Mohamed Charbi
El Hispanismo en Marruecos ha perdido a muchos grandes hispanistas marroquíes que han desempeñado un rol muy importante en la consolidación de la presencia del español en Marruecos y en la formación de varias generaciones en Lengua y Literatura Hispánicas.
Entre los íconos del Hispanismo marroquí que nos dejaron, encontramos al gran hispanista marroquí Mohamed Salhi, quien falleció el 18 de julio de 2025.

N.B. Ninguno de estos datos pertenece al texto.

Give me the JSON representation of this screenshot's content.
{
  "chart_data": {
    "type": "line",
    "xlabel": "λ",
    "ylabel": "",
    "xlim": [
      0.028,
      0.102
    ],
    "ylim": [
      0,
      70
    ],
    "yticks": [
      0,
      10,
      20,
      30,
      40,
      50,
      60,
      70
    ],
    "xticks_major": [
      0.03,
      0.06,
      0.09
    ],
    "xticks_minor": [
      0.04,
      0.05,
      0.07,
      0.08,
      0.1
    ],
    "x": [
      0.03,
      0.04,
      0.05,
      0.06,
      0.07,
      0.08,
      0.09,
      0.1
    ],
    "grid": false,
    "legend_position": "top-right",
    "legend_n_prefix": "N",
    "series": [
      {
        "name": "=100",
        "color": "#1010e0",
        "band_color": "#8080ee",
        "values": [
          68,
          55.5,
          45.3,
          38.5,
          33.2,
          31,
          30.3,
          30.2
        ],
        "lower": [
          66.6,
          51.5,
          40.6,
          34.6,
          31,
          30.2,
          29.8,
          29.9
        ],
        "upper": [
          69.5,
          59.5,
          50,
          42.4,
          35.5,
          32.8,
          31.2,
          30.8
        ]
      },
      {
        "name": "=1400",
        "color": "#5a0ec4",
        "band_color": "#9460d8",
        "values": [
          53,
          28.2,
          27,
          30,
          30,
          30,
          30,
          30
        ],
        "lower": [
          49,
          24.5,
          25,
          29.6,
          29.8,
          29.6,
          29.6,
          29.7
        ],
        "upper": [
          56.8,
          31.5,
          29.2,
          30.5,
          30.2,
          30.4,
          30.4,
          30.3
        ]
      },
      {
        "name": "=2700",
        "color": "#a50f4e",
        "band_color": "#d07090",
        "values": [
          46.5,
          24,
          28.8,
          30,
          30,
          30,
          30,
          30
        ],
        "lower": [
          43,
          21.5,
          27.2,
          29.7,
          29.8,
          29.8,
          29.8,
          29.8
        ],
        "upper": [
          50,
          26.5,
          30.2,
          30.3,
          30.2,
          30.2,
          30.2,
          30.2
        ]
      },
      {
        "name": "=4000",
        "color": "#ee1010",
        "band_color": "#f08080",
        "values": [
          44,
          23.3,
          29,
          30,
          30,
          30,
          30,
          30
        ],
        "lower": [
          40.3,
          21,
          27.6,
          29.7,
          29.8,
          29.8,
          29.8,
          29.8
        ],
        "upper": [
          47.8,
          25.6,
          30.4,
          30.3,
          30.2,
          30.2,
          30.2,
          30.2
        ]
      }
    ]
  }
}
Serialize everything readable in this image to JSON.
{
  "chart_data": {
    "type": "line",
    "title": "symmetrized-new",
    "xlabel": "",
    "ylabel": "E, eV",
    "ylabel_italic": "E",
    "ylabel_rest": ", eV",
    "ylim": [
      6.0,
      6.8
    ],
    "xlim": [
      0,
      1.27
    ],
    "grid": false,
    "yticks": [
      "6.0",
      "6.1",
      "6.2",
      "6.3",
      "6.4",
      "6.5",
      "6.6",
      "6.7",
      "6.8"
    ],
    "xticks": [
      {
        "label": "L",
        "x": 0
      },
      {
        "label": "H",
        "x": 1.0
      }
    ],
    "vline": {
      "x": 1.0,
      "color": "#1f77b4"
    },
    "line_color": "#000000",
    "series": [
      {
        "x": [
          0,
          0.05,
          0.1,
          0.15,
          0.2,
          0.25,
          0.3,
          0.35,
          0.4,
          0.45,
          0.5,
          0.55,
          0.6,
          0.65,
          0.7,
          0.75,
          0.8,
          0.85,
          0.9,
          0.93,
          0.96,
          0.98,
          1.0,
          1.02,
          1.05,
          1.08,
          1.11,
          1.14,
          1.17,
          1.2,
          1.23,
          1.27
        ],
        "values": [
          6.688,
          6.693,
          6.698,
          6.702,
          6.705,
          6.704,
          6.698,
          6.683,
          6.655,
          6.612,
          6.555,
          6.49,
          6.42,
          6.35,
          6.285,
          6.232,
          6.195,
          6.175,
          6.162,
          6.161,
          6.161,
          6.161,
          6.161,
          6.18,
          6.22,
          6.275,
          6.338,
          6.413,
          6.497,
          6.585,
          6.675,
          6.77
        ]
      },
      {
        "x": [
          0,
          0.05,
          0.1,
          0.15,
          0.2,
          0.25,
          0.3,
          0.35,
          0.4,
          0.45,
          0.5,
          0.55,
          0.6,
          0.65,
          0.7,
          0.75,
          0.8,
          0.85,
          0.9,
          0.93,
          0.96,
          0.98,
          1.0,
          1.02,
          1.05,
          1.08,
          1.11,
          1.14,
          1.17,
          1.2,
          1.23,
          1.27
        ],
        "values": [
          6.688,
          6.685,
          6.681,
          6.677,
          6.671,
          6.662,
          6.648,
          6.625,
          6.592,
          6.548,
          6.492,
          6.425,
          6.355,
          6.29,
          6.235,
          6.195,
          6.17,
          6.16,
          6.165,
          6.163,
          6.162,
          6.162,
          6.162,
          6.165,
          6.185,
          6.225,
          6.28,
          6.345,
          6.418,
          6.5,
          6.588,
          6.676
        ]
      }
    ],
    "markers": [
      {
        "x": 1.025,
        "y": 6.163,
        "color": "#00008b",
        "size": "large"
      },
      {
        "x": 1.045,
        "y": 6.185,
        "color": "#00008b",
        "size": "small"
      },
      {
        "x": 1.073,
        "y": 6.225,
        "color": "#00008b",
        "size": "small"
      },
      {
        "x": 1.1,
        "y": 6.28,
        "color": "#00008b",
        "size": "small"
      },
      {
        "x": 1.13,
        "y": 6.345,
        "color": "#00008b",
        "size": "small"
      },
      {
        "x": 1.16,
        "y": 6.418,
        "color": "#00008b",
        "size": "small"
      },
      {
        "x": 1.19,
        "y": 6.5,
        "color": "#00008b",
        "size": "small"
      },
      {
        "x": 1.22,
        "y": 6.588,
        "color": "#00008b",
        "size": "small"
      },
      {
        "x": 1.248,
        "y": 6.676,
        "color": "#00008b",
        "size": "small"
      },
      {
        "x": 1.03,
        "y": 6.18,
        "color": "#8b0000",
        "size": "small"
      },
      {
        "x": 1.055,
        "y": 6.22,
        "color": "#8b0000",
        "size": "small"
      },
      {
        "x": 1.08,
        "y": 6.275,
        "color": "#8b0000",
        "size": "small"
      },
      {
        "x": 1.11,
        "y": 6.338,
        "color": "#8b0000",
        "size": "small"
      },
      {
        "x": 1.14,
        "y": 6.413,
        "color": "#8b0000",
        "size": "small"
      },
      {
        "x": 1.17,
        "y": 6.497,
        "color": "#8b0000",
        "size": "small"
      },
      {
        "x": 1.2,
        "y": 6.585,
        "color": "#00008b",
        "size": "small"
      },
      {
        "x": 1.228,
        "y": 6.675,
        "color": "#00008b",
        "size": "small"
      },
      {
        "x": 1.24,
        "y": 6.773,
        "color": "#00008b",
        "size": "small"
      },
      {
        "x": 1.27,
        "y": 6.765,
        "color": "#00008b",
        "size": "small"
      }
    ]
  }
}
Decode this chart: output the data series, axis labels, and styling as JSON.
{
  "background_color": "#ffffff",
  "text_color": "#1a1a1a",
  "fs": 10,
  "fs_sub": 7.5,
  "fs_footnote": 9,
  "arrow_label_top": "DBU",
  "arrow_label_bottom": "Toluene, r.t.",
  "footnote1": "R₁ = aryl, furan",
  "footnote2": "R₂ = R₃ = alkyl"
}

Mohamed Salhi fue un gran profesor e intelectual y es considerado como uno de los pilares del Hispanismo marroquí. Fue catedrático de Lengua y Literatura Hispánicas en la Universidad Sidi Mohamed Ben Abdellah de Fez y luego en la Universidad Mohamed V de Rabat.
Participó en varios congresos organizados dentro y fuera de Marruecos en torno a varios temas hispánicos.
El profesor Mohamed Salhi tiene también varias publicaciones: libros, artículos, etc.: El pequeño diccionario Español/ Árabe (ilustrado), para niños de 2 a 6 años. Ed. Al Ghani, Rabat, 1993. Huellas comunes y miradas cruzadas, mundos árabe, ibérico e iberoamericano (coordinador). Ed. de la Facultad de Letras, Universidad Mohamed V, Rabat, 1995. El siglo XVII hispano-marroquí (coordinador). Ed. Facultad de Letras, Universidad Mohamed V, Rabat, 1997. Repertorio de hispanistas magrebíes (en colaboración con Miguel Moreta). Edición Consejería de Educación y Ciencias-Embajada de España en Marruecos, 1998. Antología del cuento colombiano (traducción al árabe de cuentos colombianos en colaboración con Ibrahim Khatib y Mahdi Akhrif). Edición Ministerio de Asuntos Culturales, 1998. Marruecos, España y Portugal: hacia nuevos espacios de diálogo (coordinador). Ed. de la Facultad de Letras, Universidad Mohamed V, Rabat, 2000. Fuentes, Carlos. El tuerto es rey (traducción al árabe con el título Al Mira’at). Ed. Ministerio de Cultura Marroquí, 2004, etc.
Artículos: “La nueva novela hispanoamericana” (en árabe). Anoual, 1983. Entrevista con el escritor paraguayo Ruben Bareiro Saguier (traducida al árabe). Anoual, 1983, etc.
Homenajes y testimonios
El Instituto Real de la Cultura Amazigh (IRCAM) y la Asociación Marroquí de Estudios Ibéricos e Iberoamericanos (AMEII) organizaron el martes 4 de noviembre de 2025, en la sede del IRCAM, un acto conmemorativo al difunto Mohamed Salhi, gran profesor, educador y humanitario.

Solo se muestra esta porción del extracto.